The Secret to Perfect Homemade Pasta
After 40 years of making pasta by hand, Chef Marco shares the three secrets his grandmother taught him.
June 15, 2026
Meet the local farmers and producers who supply Bella's with the finest ingredients.
When Marco and I opened Bella's in 2012, we made a promise to ourselves and to our guests: we would cook with the same integrity we had experienced in Italy. That meant using real ingredients — not shortcuts, not industrial substitutes, not produce that had traveled five thousand miles in a refrigerated container. It meant building relationships with the people who grow our food and honoring their work by preparing it simply and well.
Temecula Valley is, to our great fortune, one of the most agriculturally rich regions in Southern California. Within thirty miles of our restaurant there are dozens of family farms growing extraordinary produce — heirloom tomatoes, several varieties of basil, zucchini flowers, bitter greens, fennel, artichokes, and more. We work most closely with the Vasquez family, whose forty-acre farm in the De Luz canyon has been supplying us with vegetables since our second year in business. When Chef Marco receives their delivery each Tuesday and Friday morning, he often revises the day's specials on the spot, building dishes around whatever arrived in peak condition.

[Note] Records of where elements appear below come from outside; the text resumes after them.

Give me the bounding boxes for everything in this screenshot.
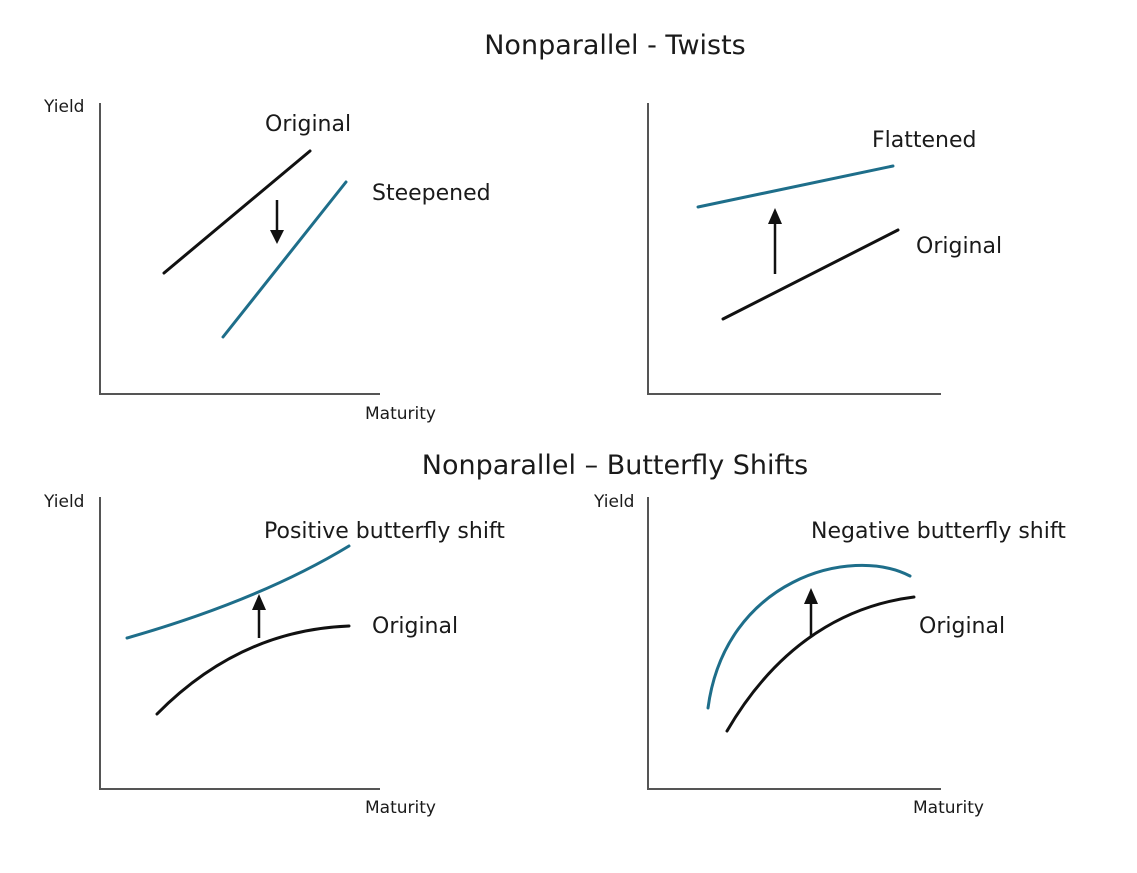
steepened-shift-arrow <box>270 200 284 244</box>
positive-butterfly-shift-arrow <box>252 594 266 638</box>
negative-butterfly-shift-arrow <box>804 588 818 636</box>
twists-section-title: Nonparallel - Twists <box>484 30 746 61</box>
steepened-x-axis-label: Maturity <box>365 404 436 424</box>
negative-butterfly-x-axis-label: Maturity <box>913 798 984 818</box>
positive-butterfly-original-curve <box>155 624 351 716</box>
steepened-panel: Yield Maturity Original Steepened <box>43 97 491 424</box>
negative-butterfly-panel: Yield Maturity Negative butterfly shift … <box>593 492 1066 818</box>
positive-butterfly-panel: Yield Maturity Positive butterfly shift … <box>43 492 505 818</box>
positive-butterfly-y-axis-label: Yield <box>43 492 84 512</box>
negative-butterfly-original-curve <box>725 595 916 733</box>
negative-butterfly-original-label: Original <box>919 614 1005 639</box>
negative-butterfly-shifted-curve <box>706 563 912 710</box>
flattened-shifted-curve <box>696 164 895 209</box>
negative-butterfly-axes <box>647 497 941 790</box>
butterfly-section-title: Nonparallel – Butterfly Shifts <box>422 450 808 481</box>
steepened-original-curve <box>162 149 312 275</box>
flattened-shift-arrow <box>768 208 782 274</box>
flattened-original-curve <box>721 228 900 321</box>
positive-butterfly-x-axis-label: Maturity <box>365 798 436 818</box>
flattened-original-label: Original <box>916 234 1002 259</box>
positive-butterfly-axes <box>99 497 380 790</box>
positive-butterfly-original-label: Original <box>372 614 458 639</box>
flattened-shifted-label: Flattened <box>872 128 976 153</box>
positive-butterfly-shifted-label: Positive butterfly shift <box>264 519 505 544</box>
negative-butterfly-shifted-label: Negative butterfly shift <box>811 519 1066 544</box>
steepened-shifted-curve <box>221 180 348 339</box>
steepened-y-axis-label: Yield <box>43 97 84 117</box>
positive-butterfly-shifted-curve <box>125 544 351 640</box>
flattened-axes <box>647 103 941 395</box>
steepened-shifted-label: Steepened <box>372 181 491 206</box>
steepened-axes <box>99 103 380 395</box>
negative-butterfly-y-axis-label: Yield <box>593 492 634 512</box>
steepened-original-label: Original <box>265 112 351 137</box>
flattened-panel: Flattened Original <box>647 103 1002 395</box>
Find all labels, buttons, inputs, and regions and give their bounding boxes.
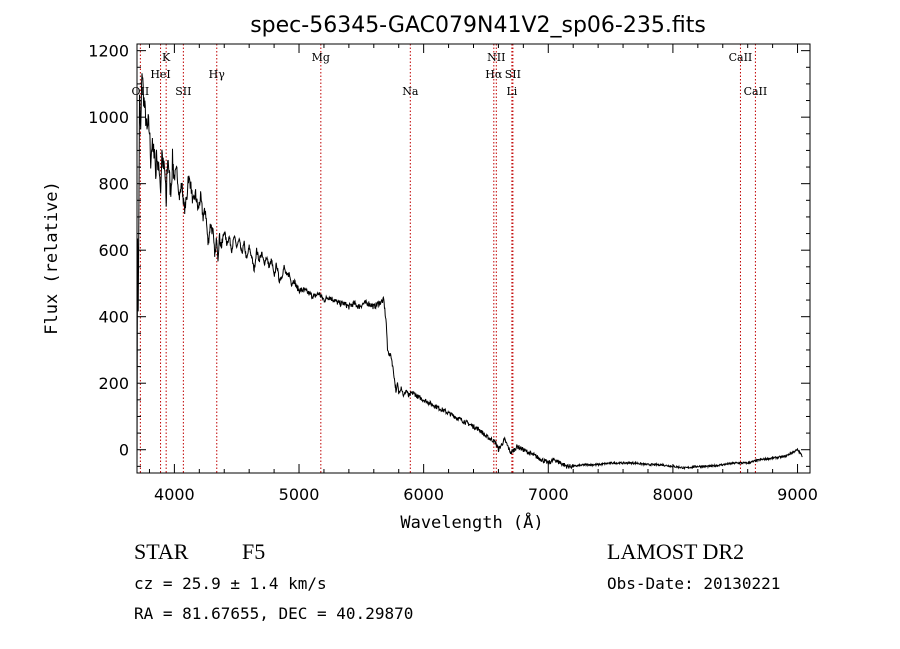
x-tick-label-5: 9000 bbox=[777, 485, 818, 504]
line-label-9: SII bbox=[505, 68, 521, 81]
y-axis-ticks: 0 200 400 600 800 1000 1200 bbox=[88, 42, 810, 467]
survey-name: LAMOST DR2 bbox=[607, 539, 745, 564]
x-axis-label: Wavelength (Å) bbox=[400, 511, 543, 533]
object-class: STAR bbox=[134, 539, 189, 564]
spectral-line-markers bbox=[139, 44, 756, 473]
observation-date: Obs-Date: 20130221 bbox=[607, 574, 781, 593]
object-subclass: F5 bbox=[242, 539, 266, 564]
coordinates: RA = 81.67655, DEC = 40.29870 bbox=[134, 604, 414, 623]
line-label-6: Na bbox=[402, 85, 419, 98]
line-label-12: CaII bbox=[744, 85, 768, 98]
line-label-4: Hγ bbox=[209, 68, 226, 81]
y-tick-label-3: 600 bbox=[98, 241, 129, 260]
plot-frame bbox=[136, 43, 811, 474]
line-label-8: Hα bbox=[485, 68, 503, 81]
line-label-5: Mg bbox=[312, 51, 330, 64]
line-label-3: SII bbox=[175, 85, 191, 98]
y-tick-label-0: 0 bbox=[119, 441, 129, 460]
line-label-0: OII bbox=[132, 85, 150, 98]
x-tick-label-2: 6000 bbox=[403, 485, 444, 504]
line-label-11: CaII bbox=[729, 51, 753, 64]
y-tick-label-4: 800 bbox=[98, 175, 129, 194]
x-tick-label-0: 4000 bbox=[154, 485, 195, 504]
line-label-10: Li bbox=[506, 85, 517, 98]
x-tick-label-1: 5000 bbox=[279, 485, 320, 504]
y-tick-label-5: 1000 bbox=[88, 108, 129, 127]
line-label-1: K bbox=[162, 51, 171, 64]
y-tick-label-2: 400 bbox=[98, 308, 129, 327]
x-tick-label-3: 7000 bbox=[528, 485, 569, 504]
chart-title: spec-56345-GAC079N41V2_sp06-235.fits bbox=[250, 13, 706, 38]
y-tick-label-6: 1200 bbox=[88, 42, 129, 61]
y-axis-label: Flux (relative) bbox=[42, 181, 62, 335]
line-label-7: NII bbox=[487, 51, 505, 64]
y-tick-label-1: 200 bbox=[98, 374, 129, 393]
line-label-2: HeI bbox=[150, 68, 170, 81]
x-axis-ticks: 4000 5000 6000 7000 8000 9000 bbox=[148, 44, 818, 504]
x-tick-label-4: 8000 bbox=[653, 485, 694, 504]
spectrum-line bbox=[136, 73, 803, 471]
radial-velocity: cz = 25.9 ± 1.4 km/s bbox=[134, 574, 327, 593]
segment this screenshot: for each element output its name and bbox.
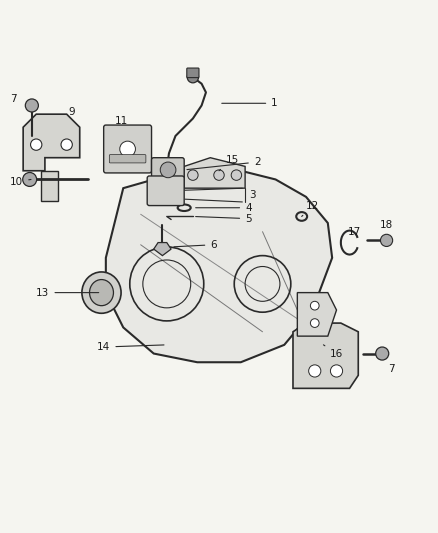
Circle shape (61, 139, 72, 150)
Text: 6: 6 (174, 240, 217, 250)
Text: 11: 11 (115, 116, 128, 126)
Circle shape (309, 365, 321, 377)
Text: 15: 15 (219, 155, 239, 171)
Text: 7: 7 (10, 94, 17, 104)
Text: 17: 17 (347, 227, 360, 237)
Polygon shape (184, 158, 245, 188)
Circle shape (330, 365, 343, 377)
Polygon shape (23, 114, 80, 171)
Circle shape (231, 170, 242, 180)
FancyBboxPatch shape (147, 176, 184, 206)
Circle shape (187, 71, 198, 83)
Circle shape (376, 347, 389, 360)
Polygon shape (41, 171, 58, 201)
Text: 3: 3 (250, 190, 256, 200)
Text: 16: 16 (323, 345, 343, 359)
Circle shape (311, 319, 319, 327)
Polygon shape (106, 171, 332, 362)
FancyBboxPatch shape (152, 158, 184, 182)
Circle shape (187, 170, 198, 180)
Text: 4: 4 (196, 203, 252, 213)
Polygon shape (154, 243, 171, 256)
Circle shape (381, 235, 392, 246)
FancyBboxPatch shape (187, 68, 199, 78)
Text: 7: 7 (388, 364, 395, 374)
Text: 2: 2 (187, 157, 261, 169)
Text: 1: 1 (222, 98, 278, 108)
Circle shape (23, 173, 37, 187)
FancyBboxPatch shape (110, 155, 146, 163)
Text: 18: 18 (380, 220, 393, 230)
Polygon shape (297, 293, 336, 336)
Circle shape (25, 99, 39, 112)
Circle shape (214, 170, 224, 180)
Ellipse shape (82, 272, 121, 313)
Text: 5: 5 (196, 214, 252, 224)
Ellipse shape (89, 279, 113, 305)
Text: 12: 12 (302, 200, 319, 216)
Circle shape (120, 141, 135, 157)
FancyBboxPatch shape (104, 125, 152, 173)
Text: 13: 13 (36, 288, 99, 297)
Text: 9: 9 (69, 107, 75, 117)
Circle shape (160, 162, 176, 177)
Polygon shape (293, 323, 358, 389)
Text: 10: 10 (10, 176, 31, 187)
Circle shape (31, 139, 42, 150)
Text: 14: 14 (97, 342, 164, 352)
Circle shape (311, 301, 319, 310)
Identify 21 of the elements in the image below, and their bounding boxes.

Our tomatoes deserve special mention. In season — roughly June through October — we use only fresh Temecula-grown tomatoes for our sauces and our Caprese. The varieties we favor are San Marzano types adapted to our climate, along with an heirloom Brandywine that the Vasquez farm grows in small quantities just for us. Off-season, we switch to San Marzano DOP tomatoes imported from Campania, which are the best canned tomatoes in the world. We will not compromise on tomatoes. A sauce is only as good as what goes into it.
For seafood, we drive to the San Clemente fish market twice a week. We have a standing arrangement with two fishermen who work the waters off the Southern California coast — they text us the night before to let us know what they caught, and we adjust our seafood menu accordingly. This is why our fish specials change daily. When local yellowtail is running, you will find it on our menu. When the sea bass are pulling in large, Chef Marco prepares them whole. We believe in eating what is in season and what is abundant — it is better for the ocean and better for the plate.
Our beef comes from a family-owned ranch in Fallbrook, roughly fifteen miles from the restaurant. The cattle are grass-fed and finished on a small grain supplement, which produces a well-marbled, flavorful meat without the industrial feedlot character that plagues so much of the American beef supply. We use this beef for our Bistecca alla Fiorentina, our meatballs, and our Bolognese. When you taste the difference between a meatball made with this beef and one made with anonymous supermarket ground meat, you understand immediately why sourcing matters.
The olive oil we use — both for cooking and for finishing dishes — comes through a family importer we have worked with since before Bella's opened. The Caruso family, originally from Sicily, imports extra-virgin olive oil from small estates in Calabria and Sicily on a seasonal basis. Each harvest is different; the oil we use in the fall and winter, pressed from the new harvest, has a fresh, grassy quality. By spring it has mellowed into something rounder and more buttery. We adjust our cooking subtly to reflect these changes. Italian cooking is seasonal at its core, and even the oil tells the story of the time of year.
We also make our own mozzarella three times a week in our kitchen, using whole milk from a small dairy in Escondido that raises Holstein and Jersey cows on a diet of local forage. The mozzarella is made by hand — stretched while warm, formed into balls, and served the same day. If you have ever wondered why the Caprese at Bella's tastes different from what you have had elsewhere, this is why. There is no substitute for cheese made hours before it reaches your plate.
We are proud of these relationships and deeply grateful to everyone who grows, catches, and raises the food that finds its way into our kitchen. When you dine with us, you are not just eating a meal — you are participating in a network of care that connects our table to the land and sea around us. We think that is something worth celebrating.